Für die Semiten, die nun alte Hirtennomaden waren, ging die Fatsenzeit zuende. Das waren die, die später das „Lamm Gottes“ verehrten und zu der Gelegenheit dann auch gerne mal Fleisch und Festtagsgerichte zubereiteten.

Wie ist das nun, wenn man – so wie diese Hirtennomaden damals – hauptsächlich Schafe hält und einen Festtagsbraten für die ganze Sippschaft zubereiten möchte? Die damaligen Schafe waren sicherlich nicht so muskulär wie unsere heutigen Wirtschaftsrassen, vom Typ bestimmt eher wie eine dieser alten Landschafrassen.

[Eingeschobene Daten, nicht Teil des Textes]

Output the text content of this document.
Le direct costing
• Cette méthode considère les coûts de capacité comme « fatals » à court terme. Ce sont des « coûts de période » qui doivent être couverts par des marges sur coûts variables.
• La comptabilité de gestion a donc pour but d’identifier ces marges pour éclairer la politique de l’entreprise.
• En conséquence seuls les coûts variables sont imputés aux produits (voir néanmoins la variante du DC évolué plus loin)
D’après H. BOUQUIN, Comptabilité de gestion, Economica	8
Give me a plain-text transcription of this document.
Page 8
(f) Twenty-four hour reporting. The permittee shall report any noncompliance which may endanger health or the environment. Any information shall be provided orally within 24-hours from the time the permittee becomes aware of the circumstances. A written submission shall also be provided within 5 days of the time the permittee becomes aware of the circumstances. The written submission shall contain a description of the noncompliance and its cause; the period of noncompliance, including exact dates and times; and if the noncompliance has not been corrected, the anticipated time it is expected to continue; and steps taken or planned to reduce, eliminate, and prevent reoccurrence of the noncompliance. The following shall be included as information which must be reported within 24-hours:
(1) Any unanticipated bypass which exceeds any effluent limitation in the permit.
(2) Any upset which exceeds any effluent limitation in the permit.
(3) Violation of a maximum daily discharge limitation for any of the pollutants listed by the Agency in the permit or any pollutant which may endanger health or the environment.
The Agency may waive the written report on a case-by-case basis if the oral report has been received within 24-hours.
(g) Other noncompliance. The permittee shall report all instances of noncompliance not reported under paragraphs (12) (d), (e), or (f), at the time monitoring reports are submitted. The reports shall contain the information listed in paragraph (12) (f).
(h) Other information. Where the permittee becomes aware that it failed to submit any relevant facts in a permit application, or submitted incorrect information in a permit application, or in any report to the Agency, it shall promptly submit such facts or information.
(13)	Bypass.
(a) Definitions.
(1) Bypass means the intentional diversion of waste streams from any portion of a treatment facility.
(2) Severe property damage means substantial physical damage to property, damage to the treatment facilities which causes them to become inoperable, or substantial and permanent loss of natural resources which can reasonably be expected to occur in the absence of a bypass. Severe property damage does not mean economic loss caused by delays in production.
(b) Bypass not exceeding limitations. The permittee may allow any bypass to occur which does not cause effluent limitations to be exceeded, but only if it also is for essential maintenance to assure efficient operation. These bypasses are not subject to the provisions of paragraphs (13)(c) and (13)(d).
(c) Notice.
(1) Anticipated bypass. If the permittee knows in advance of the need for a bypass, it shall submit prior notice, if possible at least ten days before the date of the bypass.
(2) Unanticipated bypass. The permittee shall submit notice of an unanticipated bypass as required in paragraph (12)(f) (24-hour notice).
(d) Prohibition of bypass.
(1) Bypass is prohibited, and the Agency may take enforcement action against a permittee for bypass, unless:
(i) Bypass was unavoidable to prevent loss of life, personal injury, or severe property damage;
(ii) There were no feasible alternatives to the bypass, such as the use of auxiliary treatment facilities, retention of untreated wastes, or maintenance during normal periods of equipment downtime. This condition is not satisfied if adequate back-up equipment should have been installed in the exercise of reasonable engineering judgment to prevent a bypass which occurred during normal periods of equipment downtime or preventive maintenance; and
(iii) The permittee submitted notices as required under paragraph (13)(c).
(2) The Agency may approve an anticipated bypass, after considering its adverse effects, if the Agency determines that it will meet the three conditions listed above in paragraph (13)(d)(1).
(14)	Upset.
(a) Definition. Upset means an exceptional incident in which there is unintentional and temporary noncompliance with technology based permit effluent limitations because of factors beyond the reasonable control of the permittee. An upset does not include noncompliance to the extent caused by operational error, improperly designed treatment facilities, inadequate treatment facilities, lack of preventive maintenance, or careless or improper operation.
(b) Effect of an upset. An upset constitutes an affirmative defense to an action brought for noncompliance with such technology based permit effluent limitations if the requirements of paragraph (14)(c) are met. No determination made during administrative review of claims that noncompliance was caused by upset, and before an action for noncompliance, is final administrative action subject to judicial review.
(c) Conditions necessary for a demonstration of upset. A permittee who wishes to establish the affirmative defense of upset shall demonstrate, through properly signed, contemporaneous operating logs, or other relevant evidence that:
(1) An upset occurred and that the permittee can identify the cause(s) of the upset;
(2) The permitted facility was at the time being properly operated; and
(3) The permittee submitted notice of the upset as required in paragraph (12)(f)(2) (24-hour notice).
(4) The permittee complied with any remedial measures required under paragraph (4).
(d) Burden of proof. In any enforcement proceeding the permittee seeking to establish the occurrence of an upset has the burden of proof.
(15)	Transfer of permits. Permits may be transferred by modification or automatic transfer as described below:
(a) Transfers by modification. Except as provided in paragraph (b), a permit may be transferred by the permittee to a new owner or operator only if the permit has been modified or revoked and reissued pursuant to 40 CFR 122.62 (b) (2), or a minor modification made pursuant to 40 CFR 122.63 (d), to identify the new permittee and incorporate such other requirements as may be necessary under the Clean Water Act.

Meine Moorschnucken – eine alte Landschafrasse – sind im Gegensatz zu Wirtschaftsrassen im Herbst noch kaum schlachtreif. Ja, könnte man bei manchen machen, aber man kann sie auch noch über den Winter bringen. Man sortiert halt aus, die dicken sind schon, die mickerigen lassen wir nochmal, sofern sie ansonsten gut beisammen sind. Es ist halt ein Gefühl dafür, was sich im Laufe des Zusammenlebens mit den Tieren entwickelt. Meist „lohnt“ sich das Warten und man hat im kommenden Frühling, wenn die Schafe ein Jahr alt sind, mehr davon. Ist so. Was soll ich sonst mit all den Bocklämmern machen?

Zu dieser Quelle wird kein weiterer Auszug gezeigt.